If someone installs Mageia with a DVD or CD provided by somebody, he
will get more and more rpms to update as much as time goes on.... (for
instance if Mageia 2011 appears april 2011, I send a DVD to my friend
who installs it on his new computer in september 2011 .... and he will
be asked to update his installed Mageia)
If he cannot download a CD iso because of his connection, he cannot
download 700 Mo of updates !!!

It might be useful to provide
  "updated" DVD iso or CD iso, some time after the release was provided,
so that those burned DVD or CD can be sent to people with slow internet
connection, freeing them of huge updates to download !!!

The only solution I have for now with Mandriva  is to keep a copy of
each dowloaded updated rpm in a folder, and to fill a DVD with those
rpms (it is a DVD of updates, not an updated DVD...) and to send it.
My friend copyes those rpms in a specially created folder, and add this
folder as a source in rpmdrake... (not so easy for a newbie) and he can
get an up to date working Mandriva immediately...

my 2 pence
Actually, good point.

Would there be a better way to do this?

It's a shame that Mandriva/Mageia does not add the updates to the official
ISO. This would then not be an issue.

Perhaps we could ask for this as a feature?

Are there any devs on the list who could provide some opinion?

Marc
Using delta rpms would reduce the size of the updates, or has my lack
of understanding of delta roms got in the way?

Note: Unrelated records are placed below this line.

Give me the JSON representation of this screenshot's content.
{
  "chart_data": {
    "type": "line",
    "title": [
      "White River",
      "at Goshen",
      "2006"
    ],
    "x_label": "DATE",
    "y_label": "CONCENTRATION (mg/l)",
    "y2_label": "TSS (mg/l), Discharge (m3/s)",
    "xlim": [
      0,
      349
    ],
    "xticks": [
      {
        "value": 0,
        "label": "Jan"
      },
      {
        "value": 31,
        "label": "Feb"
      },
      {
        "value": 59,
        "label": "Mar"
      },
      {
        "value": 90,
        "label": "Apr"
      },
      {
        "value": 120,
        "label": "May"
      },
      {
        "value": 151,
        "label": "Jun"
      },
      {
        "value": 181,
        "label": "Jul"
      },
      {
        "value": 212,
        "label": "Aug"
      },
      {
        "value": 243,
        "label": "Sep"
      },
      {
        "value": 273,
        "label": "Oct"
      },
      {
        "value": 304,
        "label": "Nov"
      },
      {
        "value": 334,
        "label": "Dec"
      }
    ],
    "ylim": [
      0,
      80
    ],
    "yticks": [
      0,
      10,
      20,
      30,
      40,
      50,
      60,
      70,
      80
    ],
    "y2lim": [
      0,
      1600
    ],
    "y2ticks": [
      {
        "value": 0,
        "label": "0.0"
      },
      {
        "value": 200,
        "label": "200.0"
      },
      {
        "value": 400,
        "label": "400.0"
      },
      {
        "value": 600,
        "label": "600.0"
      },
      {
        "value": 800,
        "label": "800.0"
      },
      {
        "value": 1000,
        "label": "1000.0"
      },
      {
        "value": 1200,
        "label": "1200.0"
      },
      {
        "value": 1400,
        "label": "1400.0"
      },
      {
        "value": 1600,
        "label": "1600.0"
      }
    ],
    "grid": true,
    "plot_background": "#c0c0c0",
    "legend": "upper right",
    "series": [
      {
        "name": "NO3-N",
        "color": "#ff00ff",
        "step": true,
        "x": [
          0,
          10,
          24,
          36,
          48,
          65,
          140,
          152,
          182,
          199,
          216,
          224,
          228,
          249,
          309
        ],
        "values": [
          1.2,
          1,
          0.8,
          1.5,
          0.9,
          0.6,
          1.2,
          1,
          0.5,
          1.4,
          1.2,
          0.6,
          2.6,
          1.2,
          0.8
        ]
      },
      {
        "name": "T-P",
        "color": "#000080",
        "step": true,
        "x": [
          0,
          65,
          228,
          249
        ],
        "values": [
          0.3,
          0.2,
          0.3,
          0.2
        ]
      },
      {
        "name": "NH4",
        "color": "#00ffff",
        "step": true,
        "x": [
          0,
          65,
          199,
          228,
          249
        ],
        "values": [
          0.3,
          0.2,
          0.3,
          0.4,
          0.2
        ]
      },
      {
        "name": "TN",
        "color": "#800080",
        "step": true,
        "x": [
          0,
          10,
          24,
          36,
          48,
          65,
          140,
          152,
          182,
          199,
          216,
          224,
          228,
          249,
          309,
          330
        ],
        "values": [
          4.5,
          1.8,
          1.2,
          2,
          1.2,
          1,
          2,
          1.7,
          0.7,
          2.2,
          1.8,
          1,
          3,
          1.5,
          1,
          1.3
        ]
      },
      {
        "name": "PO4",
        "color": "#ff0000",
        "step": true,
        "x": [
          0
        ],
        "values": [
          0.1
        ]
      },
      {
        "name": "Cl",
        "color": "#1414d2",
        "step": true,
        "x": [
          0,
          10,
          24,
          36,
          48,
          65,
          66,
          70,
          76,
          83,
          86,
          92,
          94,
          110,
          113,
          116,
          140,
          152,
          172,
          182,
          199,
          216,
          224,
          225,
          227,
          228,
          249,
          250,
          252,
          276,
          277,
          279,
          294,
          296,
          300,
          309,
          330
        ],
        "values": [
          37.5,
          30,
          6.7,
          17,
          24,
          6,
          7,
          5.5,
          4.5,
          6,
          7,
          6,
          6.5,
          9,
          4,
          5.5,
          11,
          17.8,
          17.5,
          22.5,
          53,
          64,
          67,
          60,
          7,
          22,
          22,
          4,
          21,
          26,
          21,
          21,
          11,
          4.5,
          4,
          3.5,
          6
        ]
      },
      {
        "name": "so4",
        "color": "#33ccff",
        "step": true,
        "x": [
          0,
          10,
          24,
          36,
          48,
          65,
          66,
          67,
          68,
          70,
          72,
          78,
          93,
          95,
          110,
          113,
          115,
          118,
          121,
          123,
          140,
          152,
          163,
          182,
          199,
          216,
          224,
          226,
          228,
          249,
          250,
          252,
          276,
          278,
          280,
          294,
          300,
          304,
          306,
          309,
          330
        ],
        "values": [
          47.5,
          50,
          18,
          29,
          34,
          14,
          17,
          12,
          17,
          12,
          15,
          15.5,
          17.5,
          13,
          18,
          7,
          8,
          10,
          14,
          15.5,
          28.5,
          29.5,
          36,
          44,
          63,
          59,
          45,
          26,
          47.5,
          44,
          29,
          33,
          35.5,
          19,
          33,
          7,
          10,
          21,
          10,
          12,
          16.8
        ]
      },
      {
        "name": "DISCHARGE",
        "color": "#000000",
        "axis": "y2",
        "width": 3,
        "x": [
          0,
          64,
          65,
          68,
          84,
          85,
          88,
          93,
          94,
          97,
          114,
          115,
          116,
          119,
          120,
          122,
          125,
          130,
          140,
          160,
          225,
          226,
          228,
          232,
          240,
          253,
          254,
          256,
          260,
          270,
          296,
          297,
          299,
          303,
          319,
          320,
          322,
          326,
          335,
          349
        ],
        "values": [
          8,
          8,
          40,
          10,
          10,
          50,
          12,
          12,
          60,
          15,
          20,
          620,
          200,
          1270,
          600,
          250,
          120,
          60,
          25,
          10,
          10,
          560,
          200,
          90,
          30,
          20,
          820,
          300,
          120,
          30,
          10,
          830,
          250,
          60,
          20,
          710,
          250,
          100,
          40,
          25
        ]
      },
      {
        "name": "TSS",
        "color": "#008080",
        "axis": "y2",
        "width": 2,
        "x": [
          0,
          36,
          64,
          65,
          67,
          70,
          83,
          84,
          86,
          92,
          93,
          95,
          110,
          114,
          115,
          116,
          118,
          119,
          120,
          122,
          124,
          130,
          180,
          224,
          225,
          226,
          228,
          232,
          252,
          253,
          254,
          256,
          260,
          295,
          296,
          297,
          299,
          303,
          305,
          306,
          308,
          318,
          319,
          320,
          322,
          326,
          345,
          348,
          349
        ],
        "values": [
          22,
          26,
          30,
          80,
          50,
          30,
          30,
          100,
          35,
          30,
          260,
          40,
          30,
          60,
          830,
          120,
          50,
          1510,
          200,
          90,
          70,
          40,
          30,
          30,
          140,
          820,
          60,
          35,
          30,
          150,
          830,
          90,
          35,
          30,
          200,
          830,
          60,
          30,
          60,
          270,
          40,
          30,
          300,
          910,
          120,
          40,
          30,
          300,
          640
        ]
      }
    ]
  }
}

Delta rpms, relative to the latest distro release, are long overdue.
(And not only in the Mandriva world.  Also for Mozilla, OpenOffice, etc.)
Note that for much commercial software, updates are normally delta.
Such updates are often erroneously called patches.
This may be partly a limitation of rpm packages, or more the programs that install/update such packages. If so, it should be a priority to correct this lack.

(aside
The latest 3 updates for Mozilla Seamonkey were for security, all in the same month, and only a handful of the many thousands of contained files were changed. But it required downloading almost 13 M instead of probably less than 100 K. For a distribution containing thousands of such packages, it is understandably worse.
/aside)

However, the idea of update ISOs is good as well.
This could be facilitated by the option of downloading the latest update for each package of the release not already present in the download destination (and preferably removing outdated updates).
There is already an option for Rpmdrake to not erase downloaded packages.
(Unfortunately one must manually edit a configuration file to select it, but that can easily be corrected.) It also would be useful to have the option to change the download destination. With these changes, creating an update ISO would be only a matter of copying the contents of the update directory to an ISO. Of course, an utility to directly create an update ISO from the repository would be useful, but the advantage of the above approach is that a moderately limited bandwidth user could download updates as produced (that is over an extended period), and produce complete update ISOs for others at any time.